Cross-validation is a technique for evaluating the performance of a model by training it on different subsets of the data and testing it on the remaining data. For example, let's assume we have a dataset with 1000 samples. We first split this dataset into two parts: a training set with 800 samples and a test set with 200 samples. We set the test set aside for now. We then split the training set into 5 `folds` of 160 samples each. We then train the model on 4 folds (640 samples) and test it on the remaining fold (160 samples). We repeat this process 5 times, each time using a different fold as the test set. This gives us 5 estimates of the model's performance. We can then average these estimates to get a more robust estimate of the model's performance. If this is still unclear, I recommend you watch [this video](https://www.youtube.com/watch?v=kituDjzXwfE).

We also want to use a technique called `randomized search` to find the best hyperparameters for our model. Randomized search is a technique for systematically searching through a range of hyperparameters to find the best combination. For example, let's say we want to tune the number of trees in our random forest model. We might try values ranging from 10 to 200. We would then train and evaluate the model for each value and select the one that gives us the best performance.
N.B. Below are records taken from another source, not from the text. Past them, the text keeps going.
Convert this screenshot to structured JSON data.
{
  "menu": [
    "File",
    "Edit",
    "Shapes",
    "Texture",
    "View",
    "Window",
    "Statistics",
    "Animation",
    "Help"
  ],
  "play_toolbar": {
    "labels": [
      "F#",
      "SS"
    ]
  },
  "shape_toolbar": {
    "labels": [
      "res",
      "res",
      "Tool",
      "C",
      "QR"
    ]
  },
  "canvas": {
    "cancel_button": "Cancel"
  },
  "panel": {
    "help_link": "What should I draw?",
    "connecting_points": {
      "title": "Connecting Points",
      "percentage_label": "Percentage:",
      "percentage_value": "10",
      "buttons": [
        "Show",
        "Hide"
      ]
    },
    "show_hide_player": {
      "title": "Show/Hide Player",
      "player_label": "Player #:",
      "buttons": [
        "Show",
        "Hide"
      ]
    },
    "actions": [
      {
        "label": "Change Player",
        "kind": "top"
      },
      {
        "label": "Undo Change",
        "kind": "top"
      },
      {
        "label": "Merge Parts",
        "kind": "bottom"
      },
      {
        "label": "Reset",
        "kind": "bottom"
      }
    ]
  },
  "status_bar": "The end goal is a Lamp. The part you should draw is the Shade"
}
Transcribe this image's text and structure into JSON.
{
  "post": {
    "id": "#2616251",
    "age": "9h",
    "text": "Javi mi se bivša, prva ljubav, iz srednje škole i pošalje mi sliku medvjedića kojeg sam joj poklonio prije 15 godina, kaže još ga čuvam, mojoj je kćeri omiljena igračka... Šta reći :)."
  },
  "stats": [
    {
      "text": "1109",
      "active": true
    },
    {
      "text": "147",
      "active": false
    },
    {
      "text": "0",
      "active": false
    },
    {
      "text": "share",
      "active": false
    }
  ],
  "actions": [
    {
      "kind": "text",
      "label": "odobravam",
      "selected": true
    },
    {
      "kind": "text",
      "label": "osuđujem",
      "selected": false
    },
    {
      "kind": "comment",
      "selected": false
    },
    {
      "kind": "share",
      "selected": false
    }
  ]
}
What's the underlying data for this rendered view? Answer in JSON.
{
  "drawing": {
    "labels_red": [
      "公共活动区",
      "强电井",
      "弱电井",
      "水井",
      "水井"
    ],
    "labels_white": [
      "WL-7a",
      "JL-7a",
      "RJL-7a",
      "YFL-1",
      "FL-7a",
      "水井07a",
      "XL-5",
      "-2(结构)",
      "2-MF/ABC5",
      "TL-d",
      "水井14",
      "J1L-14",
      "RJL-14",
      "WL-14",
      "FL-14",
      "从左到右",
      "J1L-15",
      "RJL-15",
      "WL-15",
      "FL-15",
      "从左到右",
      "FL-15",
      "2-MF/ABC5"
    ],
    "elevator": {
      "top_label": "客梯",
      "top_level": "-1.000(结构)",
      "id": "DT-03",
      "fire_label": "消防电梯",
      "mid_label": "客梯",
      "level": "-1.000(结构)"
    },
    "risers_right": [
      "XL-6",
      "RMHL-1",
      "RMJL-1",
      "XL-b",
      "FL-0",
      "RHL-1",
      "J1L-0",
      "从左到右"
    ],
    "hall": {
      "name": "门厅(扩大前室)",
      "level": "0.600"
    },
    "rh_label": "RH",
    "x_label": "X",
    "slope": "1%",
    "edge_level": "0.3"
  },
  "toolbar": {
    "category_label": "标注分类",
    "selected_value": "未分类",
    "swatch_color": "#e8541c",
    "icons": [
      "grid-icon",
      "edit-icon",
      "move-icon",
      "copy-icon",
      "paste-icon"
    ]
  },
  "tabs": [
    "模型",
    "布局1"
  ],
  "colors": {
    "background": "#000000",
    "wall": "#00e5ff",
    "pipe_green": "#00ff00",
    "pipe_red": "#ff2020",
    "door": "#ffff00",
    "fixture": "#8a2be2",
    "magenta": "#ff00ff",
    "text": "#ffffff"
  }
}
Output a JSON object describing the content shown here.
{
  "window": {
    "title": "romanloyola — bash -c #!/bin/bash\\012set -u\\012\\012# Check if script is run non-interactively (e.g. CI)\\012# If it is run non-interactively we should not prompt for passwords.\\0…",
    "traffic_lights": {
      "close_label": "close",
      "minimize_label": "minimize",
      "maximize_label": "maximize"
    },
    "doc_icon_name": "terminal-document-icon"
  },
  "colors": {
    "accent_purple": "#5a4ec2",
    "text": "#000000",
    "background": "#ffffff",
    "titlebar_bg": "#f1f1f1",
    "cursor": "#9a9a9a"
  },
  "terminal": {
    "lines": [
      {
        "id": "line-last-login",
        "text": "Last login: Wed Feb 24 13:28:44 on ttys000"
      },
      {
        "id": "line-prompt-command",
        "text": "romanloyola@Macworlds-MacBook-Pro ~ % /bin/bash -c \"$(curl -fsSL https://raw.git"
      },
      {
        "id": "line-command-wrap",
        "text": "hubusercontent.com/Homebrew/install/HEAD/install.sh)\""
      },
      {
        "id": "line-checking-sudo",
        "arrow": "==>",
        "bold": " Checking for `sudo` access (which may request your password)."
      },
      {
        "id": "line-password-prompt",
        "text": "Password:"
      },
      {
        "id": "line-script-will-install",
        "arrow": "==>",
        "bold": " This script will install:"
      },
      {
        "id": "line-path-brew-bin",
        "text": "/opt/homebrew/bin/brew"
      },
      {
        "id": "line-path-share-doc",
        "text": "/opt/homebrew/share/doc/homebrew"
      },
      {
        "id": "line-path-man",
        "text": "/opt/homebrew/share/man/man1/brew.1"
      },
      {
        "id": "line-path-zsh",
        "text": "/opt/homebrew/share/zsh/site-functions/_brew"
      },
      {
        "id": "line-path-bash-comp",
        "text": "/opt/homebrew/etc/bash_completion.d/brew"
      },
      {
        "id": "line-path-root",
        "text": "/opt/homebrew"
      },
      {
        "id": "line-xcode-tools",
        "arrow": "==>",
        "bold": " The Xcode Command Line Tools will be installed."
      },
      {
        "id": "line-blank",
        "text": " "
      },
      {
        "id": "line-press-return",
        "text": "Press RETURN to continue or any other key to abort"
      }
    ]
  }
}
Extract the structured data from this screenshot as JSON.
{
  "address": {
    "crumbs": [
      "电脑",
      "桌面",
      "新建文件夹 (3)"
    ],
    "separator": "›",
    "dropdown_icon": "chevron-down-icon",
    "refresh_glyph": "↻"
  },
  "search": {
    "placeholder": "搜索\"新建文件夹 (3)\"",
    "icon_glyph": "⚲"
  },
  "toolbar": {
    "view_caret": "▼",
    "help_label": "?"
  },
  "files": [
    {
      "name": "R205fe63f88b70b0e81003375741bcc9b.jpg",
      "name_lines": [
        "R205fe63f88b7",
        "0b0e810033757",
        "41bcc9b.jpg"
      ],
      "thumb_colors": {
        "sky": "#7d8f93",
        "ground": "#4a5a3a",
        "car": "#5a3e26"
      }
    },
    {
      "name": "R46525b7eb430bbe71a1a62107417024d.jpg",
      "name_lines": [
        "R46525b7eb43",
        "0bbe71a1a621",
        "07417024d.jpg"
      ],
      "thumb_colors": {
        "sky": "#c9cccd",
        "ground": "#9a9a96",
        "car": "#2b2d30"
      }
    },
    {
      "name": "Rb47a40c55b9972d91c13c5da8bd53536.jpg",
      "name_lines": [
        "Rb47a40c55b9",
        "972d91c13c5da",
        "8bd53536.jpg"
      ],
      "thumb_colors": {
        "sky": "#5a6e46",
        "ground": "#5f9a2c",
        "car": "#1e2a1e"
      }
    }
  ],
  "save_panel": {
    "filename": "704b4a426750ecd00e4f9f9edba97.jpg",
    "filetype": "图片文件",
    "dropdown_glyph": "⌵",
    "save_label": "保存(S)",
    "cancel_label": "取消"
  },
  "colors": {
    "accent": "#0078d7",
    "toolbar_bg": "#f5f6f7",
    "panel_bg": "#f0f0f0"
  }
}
Let's see how this works in practice. We'll use the `GridSearchCV` class from `scikit-learn` to perform grid search with cross-validation. We'll tune the number of trees and the maximum depth of the trees in our random forest model.

In [None]:
from sklearn.model_selection import RandomizedSearchCV, KFold
from sklearn.metrics import make_scorer, r2_score

param_dist = {
    'n_estimators': np.arange(50, 300, 50),
    'max_depth': [None, 5, 10, 20],
    'min_samples_split': [2, 5, 10],
    'min_samples_leaf': [1, 2, 4]
}

kfold = KFold(n_splits=5, shuffle=True, random_state=24601)
rf_kfoldgrid = RandomForestRegressor(random_state=24601)
scorer = make_scorer(r2_score)

random_search = RandomizedSearchCV(
    estimator=rf_kfoldgrid,
    param_distributions=param_dist,
    n_iter=100,
    scoring=scorer,
    cv=kfold,
    n_jobs=-1,
    verbose=1
)

X = train_data[features]
y = train_data['y']
random_search.fit(X, y)

print(f"Best Parameters: {random_search.best_params_}")
print(f"Best R-squared on training dataset: {random_search.best_score_}")
predictions = random_search.predict(test_data[features])
print(f"R-squared on test dataset: {r2_score(test_data['y'], predictions)}")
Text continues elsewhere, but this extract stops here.